超细WC-Co类硬质合金是指WC晶粒度≤0.5μm的硬质合金,具有高强度、高硬度、高耐磨性等优良的综合性能,因此广泛的用于工业生产中,尤其是刀具生产中。超细WC-Co类硬质合金在烧结过程中的晶粒长大是制约其能否取得超高力学性能的主要因素。复合碳化物是一种硬质合金行业和其它新材料行业广泛使用的原料,通常由两种或多种碳化物及其它化合物(如氮化物等)固溶而成。添加适量的复合碳化物可以有效抑制WC晶粒在烧结过程中的长大。
发明内容
本发明的目的是为了改善WC-Co硬质合金的硬度、耐磨性,设计了一种含(W,Ti,Ta)C复式碳化物的WC-8%Co超细硬质合金。
本发明解决其技术问题所采用的技术方案是:
含(W,Ti,Ta)C复式碳化物的WC-8%Co超细硬质合金的制备原料包括:WC-6%Co和WC-8%Co硬质合金。
含(W,Ti,Ta)C复式碳化物的WC-8%Co超细硬质合金的制备步骤为:将原料按实验设计方案进行混合,随后加入至ND7-2行星式球磨机进行球磨,球磨介质为无水乙醇,成型剂为固体石蜡,球料比为5:1,球磨时间为60h。待原料均匀混合后,将混合料抽真空加热至其完全干燥,随后进行擦筛。将制得的粉末通过万能试验机下压制成B型样条,压制压力为250MPa,并在1390℃进行压力烧结,压力烧结的烧结压力为4MPa。

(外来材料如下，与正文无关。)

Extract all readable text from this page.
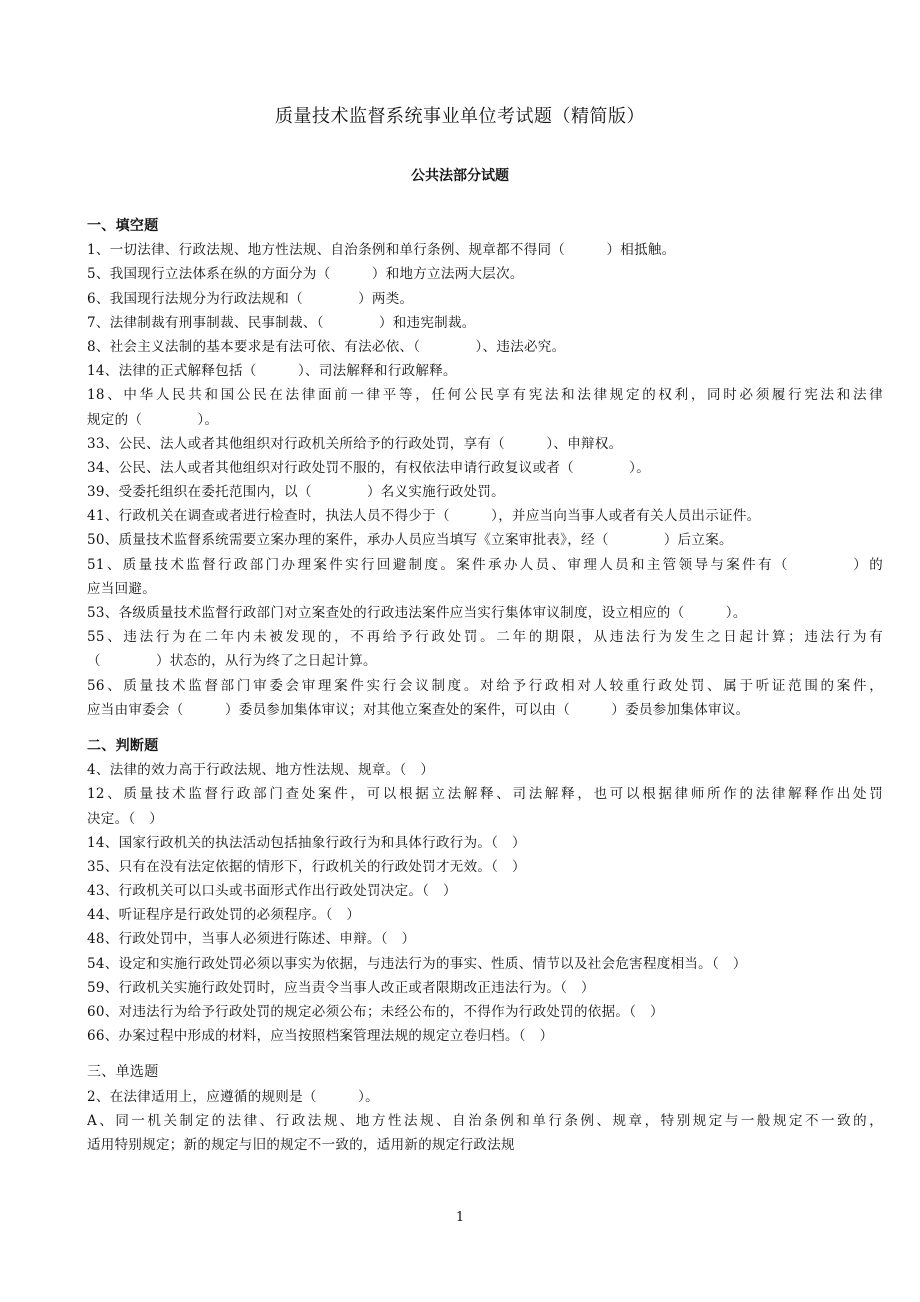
质量技术监督系统事业单位考试题（精简版）
公共法部分试题
一、填空题
1、一切法律、行政法规、地方性法规、自治条例和单行条例、规章都不得同（　　　）相抵触。
5、我国现行立法体系在纵的方面分为（　　　）和地方立法两大层次。
6、我国现行法规分为行政法规和（　　　　）两类。
7、法律制裁有刑事制裁、民事制裁、（　　　　）和违宪制裁。
8、社会主义法制的基本要求是有法可依、有法必依、（　　　　）、违法必究。
14、法律的正式解释包括（　　　）、司法解释和行政解释。
18、中华人民共和国公民在法律面前一律平等，任何公民享有宪法和法律规定的权利，同时必须履行宪法和法律
规定的（　　　　）。
33、公民、法人或者其他组织对行政机关所给予的行政处罚，享有（　　　）、申辩权。
34、公民、法人或者其他组织对行政处罚不服的，有权依法申请行政复议或者（　　　　）。
39、受委托组织在委托范围内，以（　　　　）名义实施行政处罚。
41、行政机关在调查或者进行检查时，执法人员不得少于（　　　），并应当向当事人或者有关人员出示证件。
50、质量技术监督系统需要立案办理的案件，承办人员应当填写《立案审批表》，经（　　　　）后立案。
51、质量技术监督行政部门办理案件实行回避制度。案件承办人员、审理人员和主管领导与案件有（　　　　）的
应当回避。
53、各级质量技术监督行政部门对立案查处的行政违法案件应当实行集体审议制度，设立相应的（　　　）。
55、违法行为在二年内未被发现的，不再给予行政处罚。二年的期限，从违法行为发生之日起计算；违法行为有
（　　　　）状态的，从行为终了之日起计算。
56、质量技术监督部门审委会审理案件实行会议制度。对给予行政相对人较重行政处罚、属于听证范围的案件，
应当由审委会（　　　）委员参加集体审议；对其他立案查处的案件，可以由（　　　）委员参加集体审议。
二、判断题
4、法律的效力高于行政法规、地方性法规、规章。（　）
12、质量技术监督行政部门查处案件，可以根据立法解释、司法解释，也可以根据律师所作的法律解释作出处罚
决定。（　）
14、国家行政机关的执法活动包括抽象行政行为和具体行政行为。（　）
35、只有在没有法定依据的情形下，行政机关的行政处罚才无效。（　）
43、行政机关可以口头或书面形式作出行政处罚决定。（　）
44、听证程序是行政处罚的必须程序。（　）
48、行政处罚中，当事人必须进行陈述、申辩。（　）
54、设定和实施行政处罚必须以事实为依据，与违法行为的事实、性质、情节以及社会危害程度相当。（　）
59、行政机关实施行政处罚时，应当责令当事人改正或者限期改正违法行为。（　）
60、对违法行为给予行政处罚的规定必须公布；未经公布的，不得作为行政处罚的依据。（　）
66、办案过程中形成的材料，应当按照档案管理法规的规定立卷归档。（　）
三、单选题
2、在法律适用上，应遵循的规则是（　　　）。
A、同一机关制定的法律、行政法规、地方性法规、自治条例和单行条例、规章，特别规定与一般规定不一致的，
适用特别规定；新的规定与旧的规定不一致的，适用新的规定行政法规
1
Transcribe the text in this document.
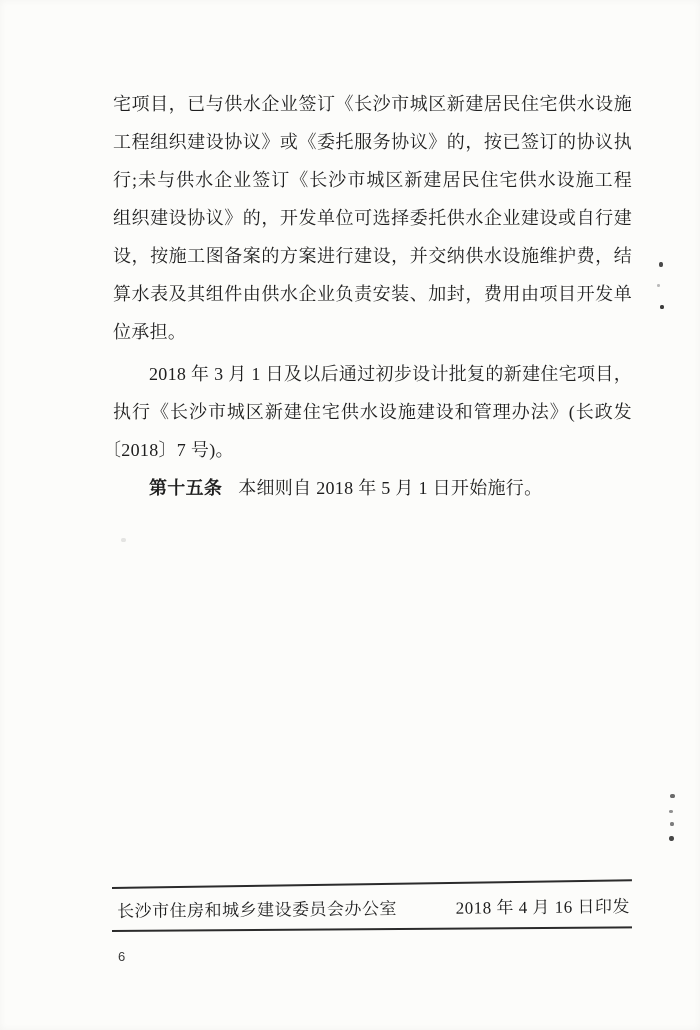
宅项目，已与供水企业签订《长沙市城区新建居民住宅供水设施

工程组织建设协议》或《委托服务协议》的，按已签订的协议执

行;未与供水企业签订《长沙市城区新建居民住宅供水设施工程

组织建设协议》的，开发单位可选择委托供水企业建设或自行建

设，按施工图备案的方案进行建设，并交纳供水设施维护费，结

算水表及其组件由供水企业负责安装、加封，费用由项目开发单

位承担。

2018 年 3 月 1 日及以后通过初步设计批复的新建住宅项目，

执行《长沙市城区新建住宅供水设施建设和管理办法》(长政发

〔2018〕7 号)。

第十五条 本细则自 2018 年 5 月 1 日开始施行。

长沙市住房和城乡建设委员会办公室	2018 年 4 月 16 日印发
6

含(W,Ti,Ta)C复式碳化物的WC-8%Co超细硬质合金的检测步骤为:洛氏硬度采用HR150型洛氏硬度仪,抗弯强度采用三点弯曲试验,钴磁采用ZS型钴磁测量仪,矫顽磁力采用YSK矫顽磁力计,微观组织采用Pect50型扫描电镜,能谱微区成分采用TecN透射电镜下。
所述的含(W,Ti,Ta)C复式碳化物的WC-8%Co超细硬质合金,复式碳化物的添加能够增强硬质合金的力学性能。其作用机理为复式碳化物的添加能够有效地抑制合金晶粒在烧结过程中的长大,并且能够细化硬质合金的晶粒,达到提高硬质合金致密度的作用。
所述的含(W,Ti,Ta)C复式碳化物的WC-8%Co超细硬质合金,复式碳化物的添加能够提高硬质合金的硬度、抗弯强度和矫顽磁力。
所述的含(W,Ti,Ta)C复式碳化物的WC-8%Co超细硬质合金,采用的最佳工艺参数为:烧结温度1390℃。在此烧结温度下制得的硬质合金力学性能最佳,其矫顽磁力为56.98kA·m-1,硬度为141HRA,抗弯强度为3461MPa。合金内部的晶粒细小,符合超细晶硬质合金的制备要求。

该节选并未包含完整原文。